The configuration of the TLS V1.3 security protocol can be manually done on every component:

The configuration of the TLS V1.3 security protocol can only be set using custom certificates with RSA keys of at least 2K.

Dynamic agents

To enable the TLS V1.3 security protocol for dynamic agents you must open the <TWSDATA>/ITA/cpa/ita/ita.ini file and go to the ITA SSL section. Here you can set the security modifying the following keywords:
Enabling the TLS V1.3 security protocol exclusively
ssl version= TLSv1.3
ssl_ciphers=
Enabling the TLS V1.2 and TLS V1.3 security protocols
ssl version= atleast.TLSv1.2
ssl_ciphers=
where:
ssl_version
Specify the SSL version to be used. Supported values are:
  • atleast.TLSv1.0
  • atleast.TLSv1.1
  • atleast.TLSv1.2
  • atleast.TLSv1.3
where you specify the minimum version of the TLS protocol to be used. In this case, IBM Workload Scheduler uses the specified version of the protocol or a higher version, if supported.
  • max.TLSv1.0
  • max.TLSv1.1
  • max.TLSv1.2
  • max.TLSv1.3
where you specify the maximum version of the TLS protocol to be used. In this case, IBM Workload Scheduler uses the specified version of the protocol or a lower version.
  • TLSv1.0
  • TLSv1.1
  • TLSv1.2
  • TLSv1.3
where you specify the exact version of the TLS protocol to be used. In this case, IBM Workload Scheduler uses the specified version of the protocol.
ssl_ciphers
Define the ciphers that the workstation supports during an SSL connection.
If you want to use an OpenSSL cipher class, use the following command to find out the list of available classes:
openssl ciphers 

For a full list of supported ciphers, see SSL Ciphers and OpenSSL.

Note: The dynamic agents must be restarted after the modifications are completed.

WebSphere Application Server Liberty Base

The following procedures must be repeated for every IBM Workload Scheduler component in the environment that has WebSphere Application Server Liberty Base installed.

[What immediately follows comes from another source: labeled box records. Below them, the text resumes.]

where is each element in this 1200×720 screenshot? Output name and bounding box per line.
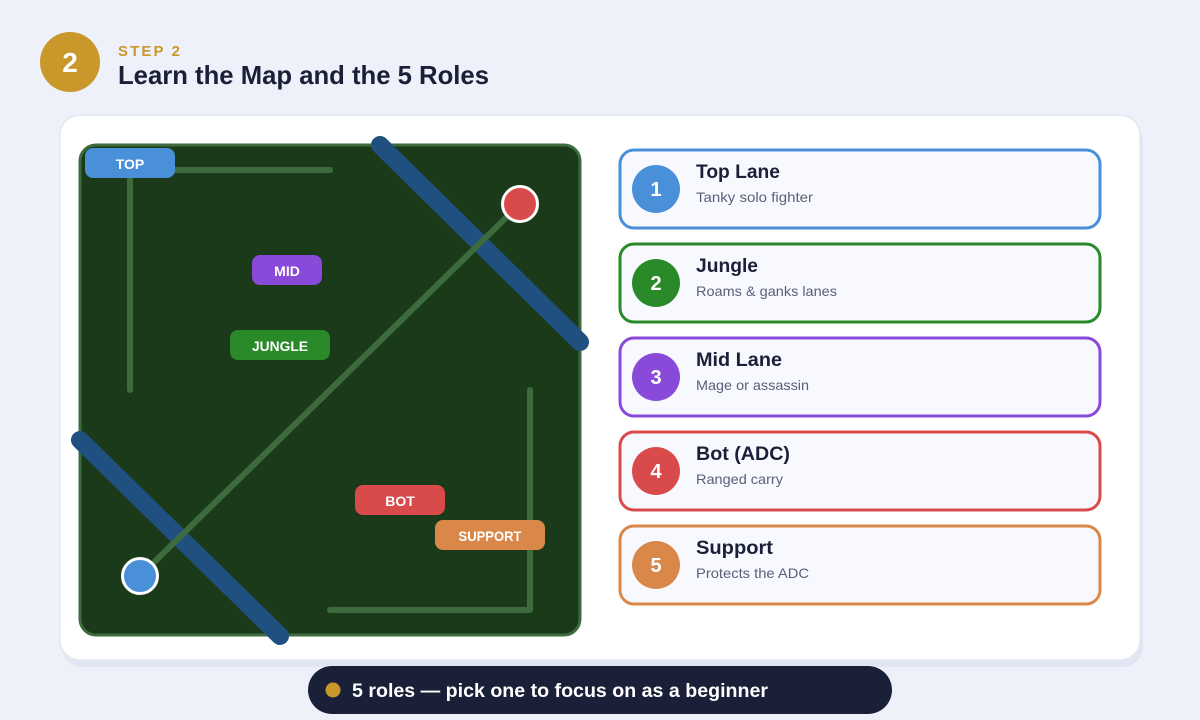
- role card: top lane: [620, 150, 1100, 228]
- role card: jungle: [620, 244, 1100, 322]
- role card: support: Support: [696, 538, 774, 559]
- lane: mid: [140, 204, 520, 576]
- role card: top lane: 1: [650, 179, 662, 201]
- callout: takeaway pill: 5 roles — pick one to focus on as a beginner: [352, 681, 769, 702]
- lane: bottom: [330, 390, 530, 610]
- map label: jungle: [230, 330, 330, 360]
- map label: top: TOP: [116, 156, 144, 172]
- map label: support: [435, 520, 545, 550]
- role card: mid lane: Mage or assassin: [696, 377, 809, 393]
- base: red: [502, 186, 538, 222]
- role card: mid lane: 3: [650, 367, 662, 389]
- role card: mid lane: Mid Lane: [696, 350, 782, 371]
- role card: jungle: Jungle: [696, 256, 758, 277]
- map label: mid: MID: [274, 263, 300, 279]
- step badge: 2: [62, 47, 78, 78]
- map label: bot: [355, 485, 445, 515]
- role card: mid lane: [620, 338, 1100, 416]
- role card: bot: Bot (ADC): [696, 444, 790, 465]
- base: blue: [122, 558, 158, 594]
- role card: bot: 4: [650, 461, 662, 483]
- title: Learn the Map and the 5 Roles: [118, 60, 489, 90]
- map label: mid: [252, 255, 322, 285]
- role card: bot: [620, 432, 1100, 510]
- role card: top lane: Tanky solo fighter: [696, 189, 813, 205]
- step label: STEP 2: [118, 43, 180, 60]
- map background: [80, 145, 580, 635]
- role card: support: 5: [650, 555, 662, 577]
- role card: bot: Ranged carry: [696, 471, 783, 487]
- role card: jungle: Roams & ganks lanes: [696, 283, 837, 299]
- step badge: [40, 32, 100, 92]
- map label: top: [85, 148, 175, 178]
- role card: support: [620, 526, 1100, 604]
- role card: support: Protects the ADC: [696, 565, 809, 581]
- header: [40, 32, 489, 92]
- callout: takeaway pill: [308, 666, 892, 714]
- map label: jungle: JUNGLE: [252, 338, 308, 354]
- river: lower: [80, 440, 280, 636]
- panel: role list: [620, 150, 1100, 604]
- role card: top lane: Top Lane: [696, 162, 780, 183]
- role card: jungle: 2: [650, 273, 662, 295]
- river: upper: [380, 145, 580, 342]
- panel: main card: [60, 115, 1143, 667]
- lane: top: [130, 170, 330, 390]
- panel: map: [80, 145, 580, 636]
- map label: support: SUPPORT: [458, 528, 522, 544]
- map label: bot: BOT: [385, 493, 415, 509]
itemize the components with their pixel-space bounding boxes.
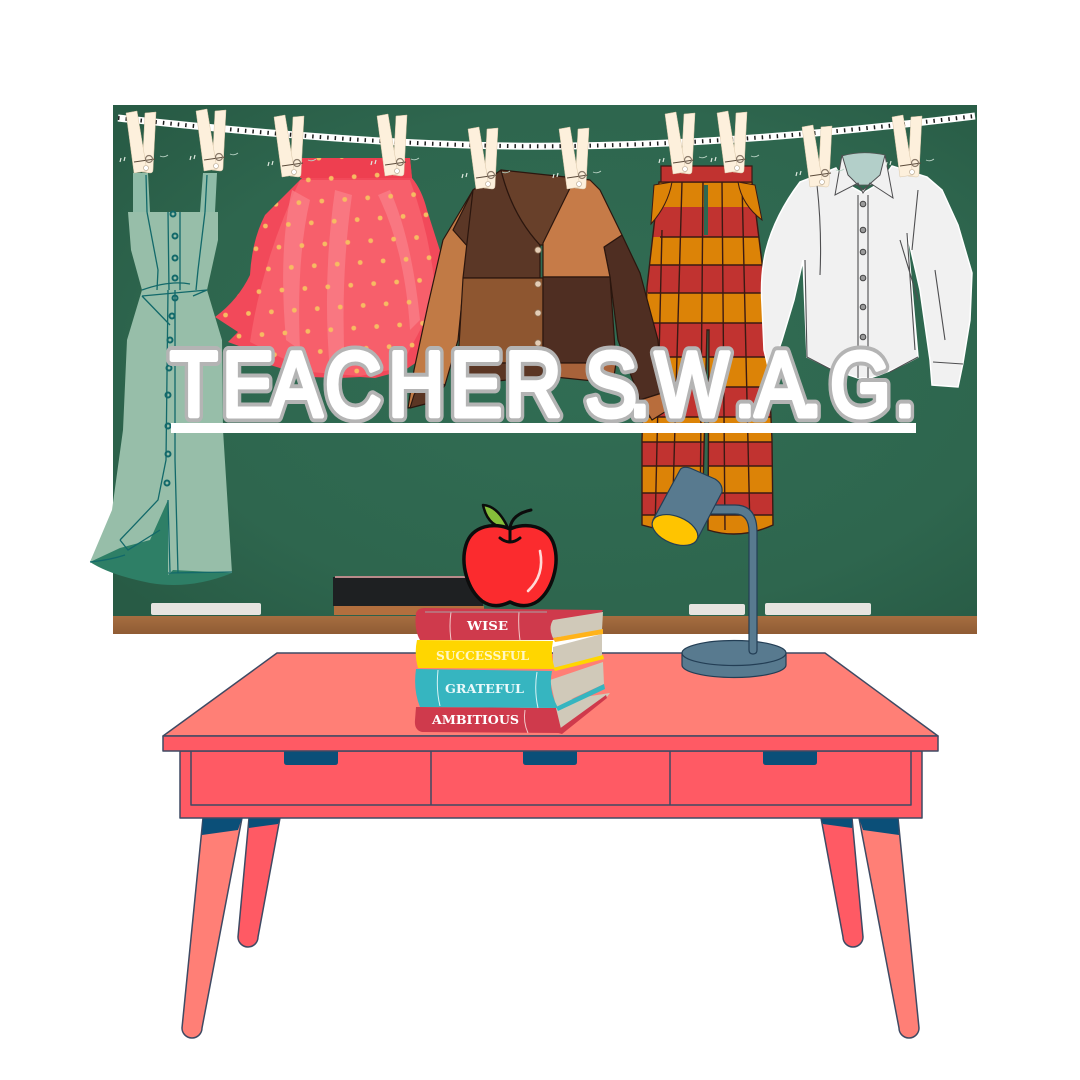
apple stem [500,510,531,542]
apple leaf [483,505,508,528]
chalk stick left [151,603,261,615]
apple body [464,526,556,606]
desk lamp [648,467,786,677]
clothespins [120,109,934,189]
lamp base [682,653,786,677]
dress buttons [170,212,176,216]
book: successful: SUCCESSFUL [436,648,529,663]
apple [464,505,556,606]
white button-up shirt [762,153,972,387]
desk body [180,751,922,818]
back left leg [238,818,280,947]
book: ambitious: AMBITIOUS [431,712,519,727]
infographic scene [90,105,977,1039]
drawer handles [284,751,817,765]
book: ambitious [415,693,610,734]
chalkboard [113,105,977,634]
chalkboard eraser [333,576,484,615]
book: successful [416,634,604,671]
title: TEACHER S.W.A.G. [170,334,916,436]
desktop front edge [163,736,938,751]
lamp shade [653,467,722,538]
green sundress [90,173,232,585]
desk drawers [191,751,911,805]
book: grateful: GRATEFUL [445,681,524,696]
book: grateful [415,662,605,711]
shirt collar [835,155,893,198]
title: TEACHER S.W.A.G. [170,334,916,436]
chalk stick right [765,603,871,615]
plaid trousers [641,165,774,535]
book: wise: WISE [466,618,508,633]
shirt buttons [860,201,866,207]
lamp bulb opening [648,508,702,552]
front left leg [182,818,242,1038]
front right leg [859,818,919,1038]
title underline [171,423,916,433]
apple highlight [528,551,541,591]
stack of books [415,608,610,734]
brown patchwork cardigan [408,170,668,420]
book: wise [416,608,603,642]
cardigan buttons [535,247,541,253]
chalk stick middle [689,604,745,615]
lamp arm [710,505,757,654]
desktop surface [163,653,938,736]
clothesline rope [118,116,975,146]
red polka dot skirt [215,158,446,378]
desk [163,653,938,1038]
back right leg [821,818,863,947]
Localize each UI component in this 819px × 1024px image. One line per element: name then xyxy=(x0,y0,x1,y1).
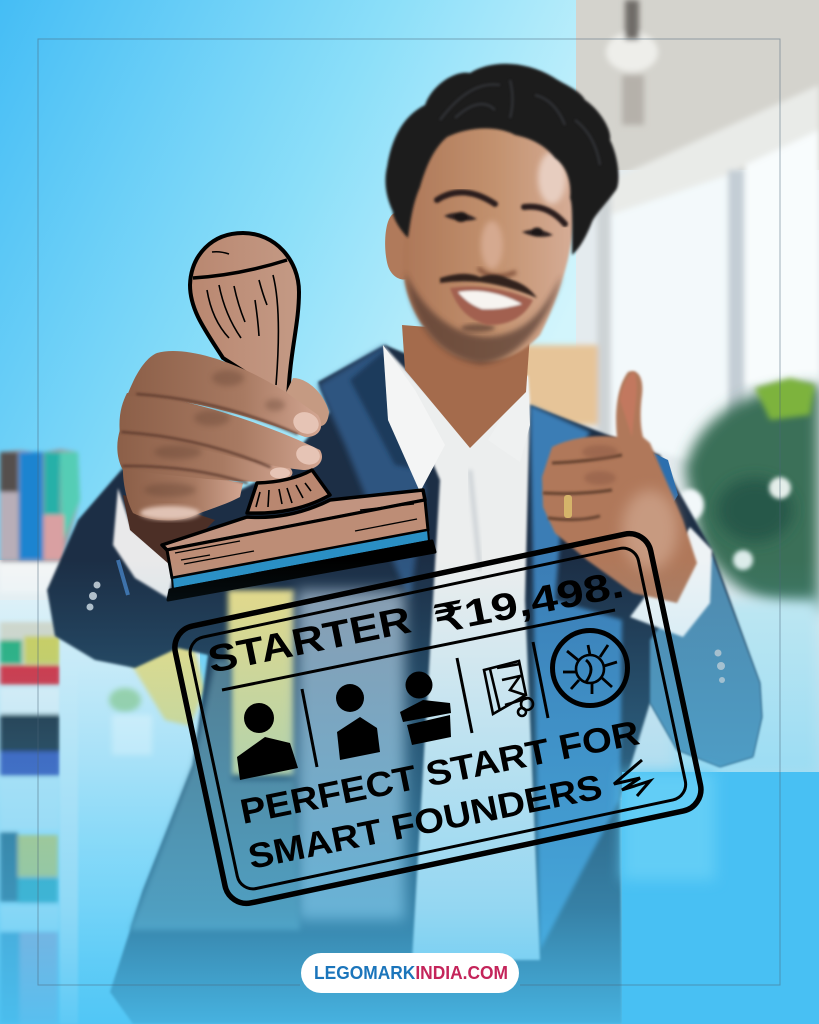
icon dividers xyxy=(302,642,548,767)
icon: person two xyxy=(336,684,380,760)
stamp heading: STARTER: STARTER xyxy=(204,600,415,682)
mouth with smile xyxy=(440,274,537,325)
palm and little finger xyxy=(123,463,243,520)
icon: zigzag mark xyxy=(614,760,650,796)
person: left shirt cuff xyxy=(113,488,176,598)
background small plant xyxy=(109,688,141,712)
stamp: collar and base xyxy=(162,470,435,600)
background yellow chair xyxy=(130,640,205,726)
forehead highlight xyxy=(538,152,566,204)
icon: person one xyxy=(237,703,298,780)
sleeve buttons xyxy=(86,582,725,683)
background: blurred shelves on the left xyxy=(0,449,205,1024)
ring xyxy=(564,495,572,518)
nose shadow xyxy=(478,268,516,276)
hair xyxy=(385,64,618,255)
stamp price: ₹19,498. xyxy=(431,564,627,642)
person: left wrist xyxy=(123,495,215,565)
stamp tagline line two: SMART FOUNDERS xyxy=(245,767,605,877)
stubble beard xyxy=(405,272,562,364)
fingernails xyxy=(270,409,322,478)
background: blurred office on the right xyxy=(520,0,819,800)
eyebrows xyxy=(437,192,565,224)
icon: circular sun badge xyxy=(552,630,628,706)
back finger xyxy=(285,378,329,426)
jacket right panel xyxy=(530,405,622,950)
stamp: wooden handle xyxy=(190,233,299,400)
stamp tagline line one: PERFECT START FOR xyxy=(237,713,643,832)
eyes xyxy=(444,212,553,237)
face xyxy=(403,119,575,362)
person: right cuff xyxy=(630,527,712,637)
website pill xyxy=(301,953,519,993)
ear xyxy=(385,213,408,280)
background: blue gradient panel xyxy=(0,0,576,600)
knuckle shading xyxy=(144,370,285,497)
person: shirt xyxy=(383,345,540,960)
person: head xyxy=(385,64,618,364)
stamp outer and inner frames xyxy=(171,530,705,907)
stamp impression xyxy=(171,530,705,907)
bottom right blue table xyxy=(622,772,819,1024)
middle finger xyxy=(119,393,322,470)
icon: document with seal xyxy=(484,661,533,716)
person: left hand gripping stamp xyxy=(117,351,329,520)
person: neck xyxy=(402,325,530,448)
jacket yellow reflection xyxy=(228,590,294,775)
person: right hand thumbs up xyxy=(542,371,697,603)
stamp divider xyxy=(222,610,615,690)
right hand shading xyxy=(622,490,678,570)
website pill: LEGOMARKINDIA.COM xyxy=(314,963,508,983)
background plant xyxy=(675,378,819,775)
finger creases xyxy=(122,394,297,483)
bottom blue fade xyxy=(0,560,819,1024)
jacket right sleeve xyxy=(650,555,762,767)
jacket grey reflection xyxy=(297,590,405,920)
ring finger xyxy=(117,430,292,482)
index finger xyxy=(127,351,321,437)
jacket left lapel xyxy=(318,345,425,600)
icon: person three xyxy=(400,672,451,745)
person: jacket xyxy=(47,345,762,1024)
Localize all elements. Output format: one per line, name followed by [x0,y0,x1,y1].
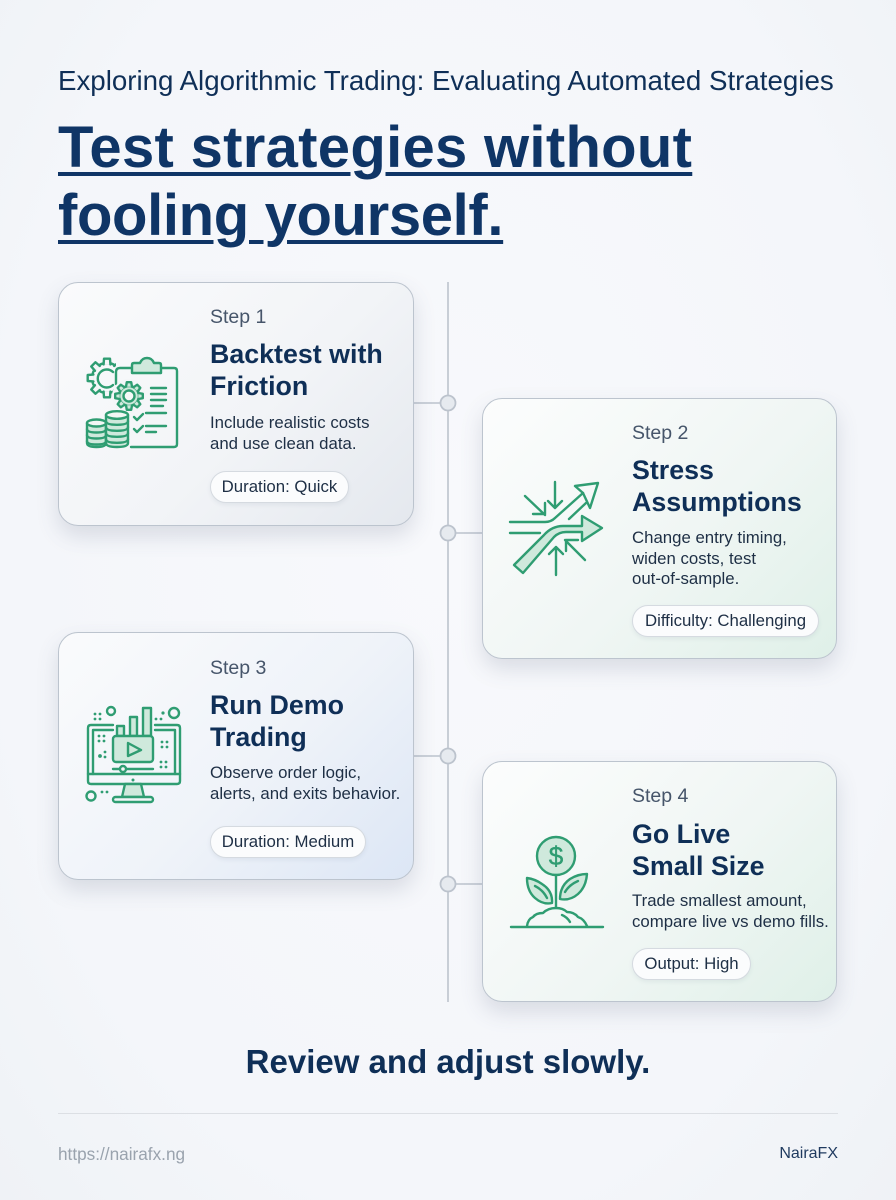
description: Change entry timing, [632,528,787,547]
description [632,528,787,588]
description: out-of-sample. [632,569,739,588]
description: and use clean data. [210,434,356,453]
heading [210,339,383,401]
icon: monitor with video chart [85,706,182,804]
icon: stress arrows [508,480,604,576]
heading: Trading [210,722,307,752]
pill: Duration: Quick [222,477,337,496]
title: fooling yourself. [58,182,503,248]
description [210,763,400,803]
icon: money plant [510,836,604,928]
panel: step 3 [58,632,414,880]
heading: Assumptions [632,487,802,517]
description: compare live vs demo fills. [632,912,829,931]
step label: Step 1 [210,306,266,328]
subtitle: Exploring Algorithmic Trading: Evaluating Automated Strategies [58,65,834,96]
heading: Run Demo [210,690,344,720]
panel: step 2 [482,398,837,659]
description: Observe order logic, [210,763,361,782]
footer url: https://nairafx.ng [58,1144,185,1164]
description [632,891,829,931]
icon: clipboard gears coins [86,356,178,448]
description [210,413,370,453]
description: alerts, and exits behavior. [210,784,400,803]
pill [210,471,349,503]
pill [632,605,819,637]
heading: Stress [632,455,714,485]
panel: step 4 [482,761,837,1002]
step label: Step 3 [210,657,266,679]
description: widen costs, test [632,549,756,568]
panel: step 1 [58,282,414,526]
title [58,115,692,248]
pill: Duration: Medium [222,832,354,851]
pill [632,948,751,980]
dollar sign: $ [549,841,564,871]
closing line: Review and adjust slowly. [246,1043,650,1080]
heading [210,690,344,752]
footer divider [58,1113,838,1114]
footer brand: NairaFX [779,1145,838,1162]
heading [632,455,802,517]
step label: Step 2 [632,422,688,444]
heading: Backtest with [210,339,383,369]
description: Include realistic costs [210,413,370,432]
title: Test strategies without [58,115,692,180]
pill: Output: High [644,954,739,973]
heading: Friction [210,371,308,401]
step label: Step 4 [632,785,688,807]
pill [210,826,366,858]
description: Trade smallest amount, [632,891,807,910]
heading [632,819,765,881]
heading: Go Live [632,819,730,849]
heading: Small Size [632,851,765,881]
pill: Difficulty: Challenging [645,611,806,630]
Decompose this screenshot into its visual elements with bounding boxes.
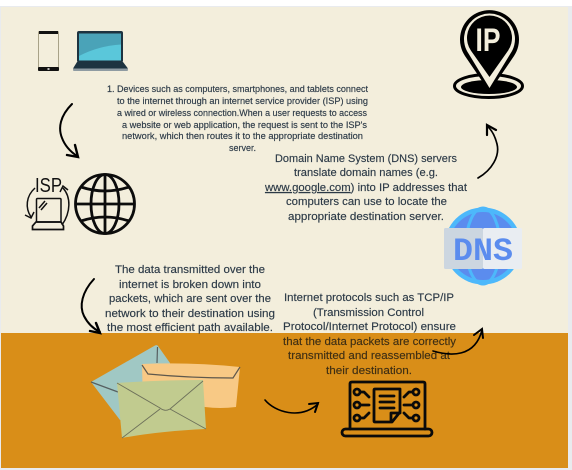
text: step 3 data packets: network to their destination using [105,308,275,320]
text: step 4 protocols: that the data packets are correctly [283,336,457,348]
arrow: to envelopes [82,279,100,333]
icon: laptop [73,31,128,71]
icon: DNS globe: DNS [453,233,513,270]
text: step 4 protocols: (Transmission Control [313,307,424,319]
text: step 3 data packets: The data transmitted over the [115,264,265,276]
text: step 4 protocols: Internet protocols such as TCP/IP [284,292,454,304]
icon: smartphone [38,31,59,71]
text: step 3 data packets: the most efficient path available. [107,322,273,334]
text: step 3 data packets [105,264,275,334]
text: step 4 protocols: transmitted and reassembled at [288,350,450,362]
text: step 2 DNS: appropriate destination server. [288,211,444,223]
icon: globe [75,174,135,234]
icon: laptop with document and circuits [342,382,432,436]
panel: orange band [1,333,568,468]
text: step 2 DNS: Domain Name System (DNS) servers [275,153,457,165]
text: step 1 devices [107,84,369,153]
text: step 2 DNS [264,153,467,223]
text: step 2 DNS: translate domain names (e.g. [294,167,438,179]
text: step 4 protocols [283,292,457,377]
arrow: DNS to IP [478,125,498,178]
text: step 2 DNS: computers can use to locate the [286,196,447,208]
text: step 3 data packets: internet is broken down into [119,279,261,291]
icon: ISP laptop [25,175,69,230]
text: step 1 devices: a website or web application, the request is sent to the ISP's [122,120,368,130]
label: ISP: ISP [35,175,62,197]
text: step 3 data packets: packets, which are sent over the [109,293,271,305]
text: step 4 protocols: their destination. [326,365,412,377]
icon: envelopes [91,345,240,438]
arrow: devices to ISP [60,104,78,157]
icon: IP location pin: IP [476,22,500,58]
panel: cream background [1,7,568,333]
text: step 1 devices: server. [229,143,256,153]
text: step 1 devices: a wired or wireless connection.When a user requests to access [117,108,368,118]
text: step 2 DNS: www.google.com) into IP addresses that [264,182,467,194]
arrow: envelopes to protocols [265,400,318,413]
icon: IP location pin [454,10,522,98]
text: step 4 protocols: Protocol/Internet Protocol) ensure [283,321,456,333]
text: step 1 devices: to the internet through an internet service provider (ISP) using [117,96,368,106]
text: step 1 devices: 1. Devices such as computers, smartphones, and tablets connect [107,84,369,94]
icon: DNS globe [444,208,522,284]
text: step 1 devices: network, which then routes it to the appropriate destination [122,131,363,141]
arrow: protocols to DNS [433,329,483,354]
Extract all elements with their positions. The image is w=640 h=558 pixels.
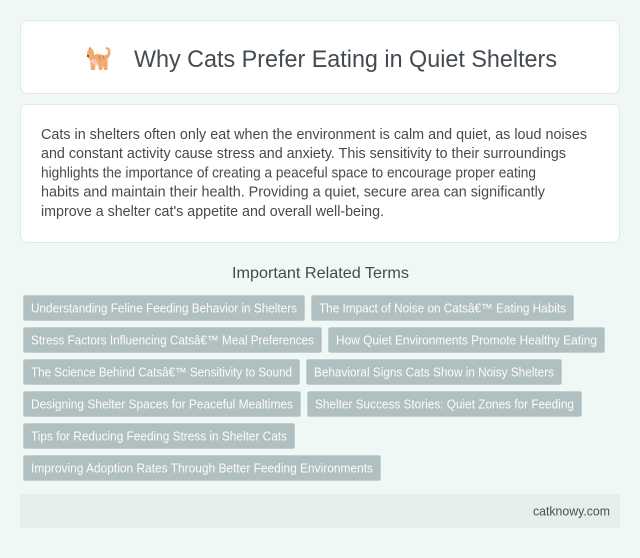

To enable the TLS V1.3 security protocol for WebSphere Application Server Liberty Base you must copy the <TWA_INSTALL_FOLDER>/usr/servers/engineServer/configDropins/defaults/ssl_config.xml file and paste it in the following folders:
  • <TWA_INSTALL_FOLDER>/usr/servers/engineServer/configDropins/overrides
  • <DWC_INSTALL_FOLDER>/usr/servers/dwcServer/configDropins/overrides
You must then edit the ssl_config.xml file:
Enabling the TLS V1.3 security protocol exclusively
sslProtocol="TLSv1.3"
Enabling the TLS V1.2 and TLS V1.3 security protocols
sslProtocol="TLSv1.2,TLSv1.3" 
No spaces can be used before or after the comma.
Note: WebSphere Application Server Liberty Base must be restarted after the modifications are completed.

Native components and fault-tolerant agents

The following procedures must be repeated for every native component and fault-tolerant agents in the IBM Workload Scheduler environment.

To enable the TLS V1.3 security protocol for native components and fault-tolerant agents, you must open the <TWSDATA>/localopts file. Choose the procedure that applies to the kind of certificates you are using:
Opens SSL
Enabling the TLS V1.3 security protocol exclusively
Set the ssl version keyword as follows:
ssl version = TLSv1.3
Note: The native components and fault-tolerant agents must be restarted after the modifications are completed.